There is a similar situation in American politics, where we have two major parties, and many “third parties,” one of these is the American Independent Party. Using the term, “Independent,” they could easily be seen as a non-divisive middle ground, but upon inspection, their policies are clearly Conservative, and they have much in common with certain parts of the Republican Party, but very little in common with any parts of the Democratic Party.

Let's take a specific group as an example: Calvary Chapel is one of the largest associations of non-denominational churches. Their numbers likely exceed those of many denominations, and their structure is no more loose than what is found in some denominational associations, so it is already clear that there is an issue of word-preference in play here. Now Calvary Chapel can certainly claim to be less denomination-based than the Catholic Church, or mainstream Protestant branches, but they aren't structurally any less of a denomination than some Evangelical groups which do consider themselves “denominations.”

Of course I would argue that a “denomination” can be as small as a single church, or even a single person. Really, a denomination can be most clearly defined by who is recognized as its highest visible authority. As such, attempts to avoid being a denomination are really just avoiding the word “denomination,” not the reality expressed by that word.

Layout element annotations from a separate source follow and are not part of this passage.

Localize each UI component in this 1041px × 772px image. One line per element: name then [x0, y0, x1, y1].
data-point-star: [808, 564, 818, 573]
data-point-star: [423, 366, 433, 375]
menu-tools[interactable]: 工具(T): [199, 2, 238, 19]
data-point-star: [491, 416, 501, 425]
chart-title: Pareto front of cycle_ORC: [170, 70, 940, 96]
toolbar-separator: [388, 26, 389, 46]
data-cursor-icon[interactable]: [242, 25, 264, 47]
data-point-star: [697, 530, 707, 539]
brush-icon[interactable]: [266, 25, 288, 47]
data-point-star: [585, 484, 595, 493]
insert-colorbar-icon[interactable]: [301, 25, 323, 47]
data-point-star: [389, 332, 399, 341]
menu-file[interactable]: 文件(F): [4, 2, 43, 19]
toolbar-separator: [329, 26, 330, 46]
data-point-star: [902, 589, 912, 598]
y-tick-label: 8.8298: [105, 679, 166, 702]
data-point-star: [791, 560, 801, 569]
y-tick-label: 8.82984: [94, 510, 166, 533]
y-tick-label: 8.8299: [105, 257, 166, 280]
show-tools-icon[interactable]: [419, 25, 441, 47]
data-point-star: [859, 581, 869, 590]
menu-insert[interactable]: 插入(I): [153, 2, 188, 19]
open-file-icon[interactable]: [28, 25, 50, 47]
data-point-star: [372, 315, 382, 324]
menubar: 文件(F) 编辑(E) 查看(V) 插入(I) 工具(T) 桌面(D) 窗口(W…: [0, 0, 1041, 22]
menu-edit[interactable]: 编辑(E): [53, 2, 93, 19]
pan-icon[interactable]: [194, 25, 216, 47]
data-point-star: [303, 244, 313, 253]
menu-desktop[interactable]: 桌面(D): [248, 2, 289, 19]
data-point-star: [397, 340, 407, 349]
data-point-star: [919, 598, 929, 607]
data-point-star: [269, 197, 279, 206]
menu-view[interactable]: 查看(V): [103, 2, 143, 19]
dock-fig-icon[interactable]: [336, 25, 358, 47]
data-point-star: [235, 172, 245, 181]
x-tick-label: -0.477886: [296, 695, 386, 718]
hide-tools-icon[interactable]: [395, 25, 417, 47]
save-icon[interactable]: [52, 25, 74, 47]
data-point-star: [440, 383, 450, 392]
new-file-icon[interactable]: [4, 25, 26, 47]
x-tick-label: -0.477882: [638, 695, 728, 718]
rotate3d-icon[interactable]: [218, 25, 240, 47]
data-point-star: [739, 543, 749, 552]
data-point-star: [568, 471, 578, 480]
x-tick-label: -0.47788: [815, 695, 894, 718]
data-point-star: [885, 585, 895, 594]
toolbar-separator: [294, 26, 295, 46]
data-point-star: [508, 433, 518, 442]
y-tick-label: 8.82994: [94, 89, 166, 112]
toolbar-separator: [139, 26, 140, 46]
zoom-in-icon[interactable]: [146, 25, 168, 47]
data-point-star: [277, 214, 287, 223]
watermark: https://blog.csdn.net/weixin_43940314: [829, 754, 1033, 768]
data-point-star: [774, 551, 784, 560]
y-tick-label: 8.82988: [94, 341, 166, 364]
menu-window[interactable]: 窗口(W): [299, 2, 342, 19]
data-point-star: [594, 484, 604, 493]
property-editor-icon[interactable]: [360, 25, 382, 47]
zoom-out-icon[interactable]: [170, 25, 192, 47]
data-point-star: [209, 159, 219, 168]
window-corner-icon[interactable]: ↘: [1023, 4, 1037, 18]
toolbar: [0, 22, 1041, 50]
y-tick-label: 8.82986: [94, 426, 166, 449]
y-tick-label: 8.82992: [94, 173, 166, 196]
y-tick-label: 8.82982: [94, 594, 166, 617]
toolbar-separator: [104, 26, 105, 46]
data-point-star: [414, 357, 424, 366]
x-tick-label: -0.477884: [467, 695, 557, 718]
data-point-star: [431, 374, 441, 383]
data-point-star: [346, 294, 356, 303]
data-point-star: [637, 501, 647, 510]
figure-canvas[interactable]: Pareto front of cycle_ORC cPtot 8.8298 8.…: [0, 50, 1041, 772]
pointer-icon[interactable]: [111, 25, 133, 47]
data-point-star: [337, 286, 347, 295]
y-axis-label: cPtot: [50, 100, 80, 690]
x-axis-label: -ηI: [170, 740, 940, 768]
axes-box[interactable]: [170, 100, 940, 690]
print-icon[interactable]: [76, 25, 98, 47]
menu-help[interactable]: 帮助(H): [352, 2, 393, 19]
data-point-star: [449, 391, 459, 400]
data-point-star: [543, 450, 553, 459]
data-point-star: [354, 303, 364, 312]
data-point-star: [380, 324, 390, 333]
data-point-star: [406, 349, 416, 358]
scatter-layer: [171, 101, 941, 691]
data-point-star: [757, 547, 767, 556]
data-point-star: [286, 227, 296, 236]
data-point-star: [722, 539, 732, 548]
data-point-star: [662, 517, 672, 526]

But moving beyond the “denomination” name games, are non-denominational churches non-divisive? Are they a pure, agreeable middle ground, devoid of unnecessary divisive beliefs?

Calvary Chapel states, "We are not a denominational church, nor are we opposed to denominations as such, only their over-emphasis of the doctrinal differences that have led to the division of the Body of Christ." And they often try to strike a middle ground. For example, like Pentecostals, they believe in the modern gift of speaking in tongues, but like most non-Pentecostal groups, they generally do not believe speaking in tongues is meant to figure prominently in church services. This places them fairly near to Catholics on this issue. But it is clearly not all-accepting. It is in fact a rejection of the Pentecostal idea that speaking in tongues should be a prominent part of worship services, and it is also a rejection of the idea held by some other Protestants that the Holy Spirit no longer gives the gift of tongues to believers.

Many differences with the Catholic Church are even more pronounced. Calvary Chapel does not believe in the efficacy of Sacraments. They believe that baptism is only an outward sign of an inward reality in an informed believer, and that it conveys no grace. Thus they reject infant baptism. Likewise, they hold that communion is symbolic, and reject any notion of the Real Presence of Christ and the re-presentation of our Lord's sacrifice on Calvary. First, this shows that only Catholic chapels can claim full connection with Calvary, but more to the point, we see not a position of acceptance and common ground, but a position that requires rejection as much as any “divisive denominational church.”

Their most notable differences from most Protestant groups are perhaps their dispensational and pretribulational beliefs, but I think it's clear enough that they do indeed have divisive beliefs, and you cannot accept Calvary Chapel beliefs without rejecting various beliefs of most other Christian groups.

What exact beliefs you'll find in any of the varied non-denominational churches will certainly vary somewhat from those in the example of Calvary Chapel, but they cannot escape the reality of division or the necessary rejection of opposing beliefs.

It is completely unreasonable to expect Catholics to cede the default, the neutral, or the middle ground to non-denominational Christians based on their claims of simplicity and non-divisiveness. It is in fact far more reasonable for Christians to be Catholic by default, for Protestantism is a rebellion against a Catholic Christian past, and Protestants do not even know what they are rejecting or why, and it is only in Catholicism that Christianity has ever been united.

When it comes to inter-denominational dialogue, I am not arguing that we should fall back into inappropriately divisive patterns of prejudice and name-calling, but it is certainly not fair to claim "denominations" are being divisive while obviously holding mutually exclusive positions yourself.